Your online survey should also allow you to score leads based on their responses.


4. Create the Questions

When creating your survey, you should remember that the number of questions should be sufficient to be able to qualify the leads, but not so extensive that it discourages users from starting or finishing it.

You should make sure that the questions are appropriate to the objective you have set and seek a balance between closed-ended questions (easier to quantify) and open-ended questions (which provide more information and can help you obtain pointed insights).

Here are some ideas for your list of questions:

  • Do you regularly buy this kind of product?

  • How much would you be willing to pay for this product?

  • What are the features you value most in this type of product?

  • How many brands of this type of product do you know?

  • Do you remember seeing any advertising for this brand in the last few months?

  • What do you think could be improved about this product?

  • What are the most important factors for you when trying a new product?

Remember to also include the necessary questions to qualify the lead according to the lead scoring algorithm defined in the previous step.



5. Determine Your Sample

Before you deploy your survey, you need to be clear about who you are going to target.

You should have a buyer persona defined, that is, a semi-fictional representation of your customer that includes information about demographics, lifestyle, and brand-related needs. You can use a sample size calculator to see if your audience is large enough to get representative data.

Your survey should include a few short screener questions at the beginning to validate if the respondent is part of your target audience. If they are not, you should discard them.


6. Create and Share Your Survey

This step consists of creating your online survey and deploying it to your target audience.


7. Manage Leads and Analyze Results

Each time a user responds to the survey, a score should be assigned to him or her according to the lead scoring model you have defined. This will allow you to discard the lead, nurture the lead, or pass it directly to the sales team.

Once you have a sufficient number of responses, you can start analyzing the results to obtain relevant conclusions about your brand.


Best Practices for Lead Generation With Surveys


1. Gamify Your Survey

Nobody likes to waste time filling out a boring survey, but we love games and personality tests. If you adapt your survey to these formats, you will attract users' interest more easily.
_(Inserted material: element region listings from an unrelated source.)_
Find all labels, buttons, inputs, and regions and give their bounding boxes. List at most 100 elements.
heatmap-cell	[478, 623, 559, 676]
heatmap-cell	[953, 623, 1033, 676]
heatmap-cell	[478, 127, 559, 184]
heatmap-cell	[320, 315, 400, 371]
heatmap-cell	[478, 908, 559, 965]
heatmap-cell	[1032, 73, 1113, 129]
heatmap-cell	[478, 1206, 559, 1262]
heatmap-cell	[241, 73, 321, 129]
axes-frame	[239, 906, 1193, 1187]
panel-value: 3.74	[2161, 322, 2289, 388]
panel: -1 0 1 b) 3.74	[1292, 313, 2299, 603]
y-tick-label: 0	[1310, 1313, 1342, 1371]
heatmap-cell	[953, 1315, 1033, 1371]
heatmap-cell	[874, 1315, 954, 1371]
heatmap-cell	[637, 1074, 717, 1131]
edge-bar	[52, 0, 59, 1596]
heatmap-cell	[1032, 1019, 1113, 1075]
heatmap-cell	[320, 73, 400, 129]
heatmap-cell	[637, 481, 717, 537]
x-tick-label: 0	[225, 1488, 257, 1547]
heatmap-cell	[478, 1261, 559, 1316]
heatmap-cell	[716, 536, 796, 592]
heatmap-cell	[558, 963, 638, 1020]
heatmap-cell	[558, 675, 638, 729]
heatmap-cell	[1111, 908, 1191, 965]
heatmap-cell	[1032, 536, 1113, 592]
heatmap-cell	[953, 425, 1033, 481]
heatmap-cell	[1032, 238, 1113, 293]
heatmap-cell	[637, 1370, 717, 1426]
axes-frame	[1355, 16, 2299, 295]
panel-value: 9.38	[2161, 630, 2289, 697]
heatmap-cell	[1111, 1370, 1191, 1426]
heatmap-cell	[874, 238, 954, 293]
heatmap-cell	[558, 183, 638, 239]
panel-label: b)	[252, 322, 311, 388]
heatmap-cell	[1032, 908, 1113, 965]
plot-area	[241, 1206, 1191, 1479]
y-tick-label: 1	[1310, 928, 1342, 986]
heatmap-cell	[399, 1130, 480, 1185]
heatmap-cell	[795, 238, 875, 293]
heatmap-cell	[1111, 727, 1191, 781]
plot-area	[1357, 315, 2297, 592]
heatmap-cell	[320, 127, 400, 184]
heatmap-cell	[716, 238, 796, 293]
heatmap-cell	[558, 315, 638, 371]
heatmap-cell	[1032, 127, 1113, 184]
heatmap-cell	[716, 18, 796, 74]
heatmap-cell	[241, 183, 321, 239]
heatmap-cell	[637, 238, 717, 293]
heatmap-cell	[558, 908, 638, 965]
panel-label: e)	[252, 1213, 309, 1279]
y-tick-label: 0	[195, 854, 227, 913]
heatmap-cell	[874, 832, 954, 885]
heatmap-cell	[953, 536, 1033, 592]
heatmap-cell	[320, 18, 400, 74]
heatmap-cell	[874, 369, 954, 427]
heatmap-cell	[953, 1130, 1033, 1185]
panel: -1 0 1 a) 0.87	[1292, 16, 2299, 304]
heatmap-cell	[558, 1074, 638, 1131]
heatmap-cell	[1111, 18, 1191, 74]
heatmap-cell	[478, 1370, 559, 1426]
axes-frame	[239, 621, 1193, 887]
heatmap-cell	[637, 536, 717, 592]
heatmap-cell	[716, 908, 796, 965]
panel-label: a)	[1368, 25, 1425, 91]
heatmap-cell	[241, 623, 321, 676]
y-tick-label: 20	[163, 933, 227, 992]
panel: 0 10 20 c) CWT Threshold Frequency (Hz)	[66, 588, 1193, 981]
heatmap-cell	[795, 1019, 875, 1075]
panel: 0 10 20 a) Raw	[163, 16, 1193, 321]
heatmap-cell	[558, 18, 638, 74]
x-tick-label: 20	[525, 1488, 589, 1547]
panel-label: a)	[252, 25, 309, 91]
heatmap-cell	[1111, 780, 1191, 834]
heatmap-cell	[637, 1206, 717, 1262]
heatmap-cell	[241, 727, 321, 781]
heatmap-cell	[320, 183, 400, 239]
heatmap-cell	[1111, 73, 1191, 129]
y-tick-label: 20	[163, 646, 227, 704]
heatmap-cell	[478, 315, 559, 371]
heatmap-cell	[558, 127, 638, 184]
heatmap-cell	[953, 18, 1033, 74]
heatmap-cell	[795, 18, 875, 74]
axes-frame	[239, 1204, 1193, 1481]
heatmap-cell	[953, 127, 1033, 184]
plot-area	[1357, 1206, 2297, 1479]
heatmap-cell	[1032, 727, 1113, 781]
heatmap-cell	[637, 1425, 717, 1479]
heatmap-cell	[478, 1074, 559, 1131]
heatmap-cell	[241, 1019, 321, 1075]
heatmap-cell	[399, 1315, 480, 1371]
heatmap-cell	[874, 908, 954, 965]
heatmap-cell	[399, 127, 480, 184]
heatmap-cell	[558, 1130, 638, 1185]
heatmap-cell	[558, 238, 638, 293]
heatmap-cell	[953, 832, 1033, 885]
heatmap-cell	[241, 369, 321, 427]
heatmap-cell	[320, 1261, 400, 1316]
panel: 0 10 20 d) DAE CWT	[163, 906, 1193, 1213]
The winning combination is to combine an engaging format with knowledge of the industry you are targeting and the product you are selling. For example, if your company is dedicated to B2B solutions, you can think of a survey that encourages them to solve a common problem at work in a lighthearted way. If you sell painting materials, you can create a creativity quiz.


2. Offer Something Valuable in Return

Online surveys ask users for their time, so you need to think of how you can incentivize them to complete them. One of the most common ways is to offer a reward in exchange for participation; for example, a free product sample or an entry into a lottery for a gift card.


3. Personalize Your Survey

You shouldn't create the same survey for every respondent.

You can identify different customer profiles or targets and create separate surveys for each of them. Or, within the same survey, you can create a logic tree that shows one question or another based on previous responses.

You can also take advantage of progressive profiling to create surveys that remember a specific user's previous answers and show him or her new questions each time. There are a lot of possibilities!


4. Conduct A/B Tests

A/B testing consists of creating two versions of your survey that differ in only one variable, for example, the length of the form, the copy that encourages users to fill it out, or the call to action. You then publish both versions to different users and compare the results with each other. With A/B tests, you get easy insights that make your online surveys super-effective.


5. Promote Your Survey on Social Networks

If your survey is engaging and creative or offers an interesting incentive for users, they will be encouraged to share it. For even more visibility, don't hesitate to promote your survey through your brand's social media channels.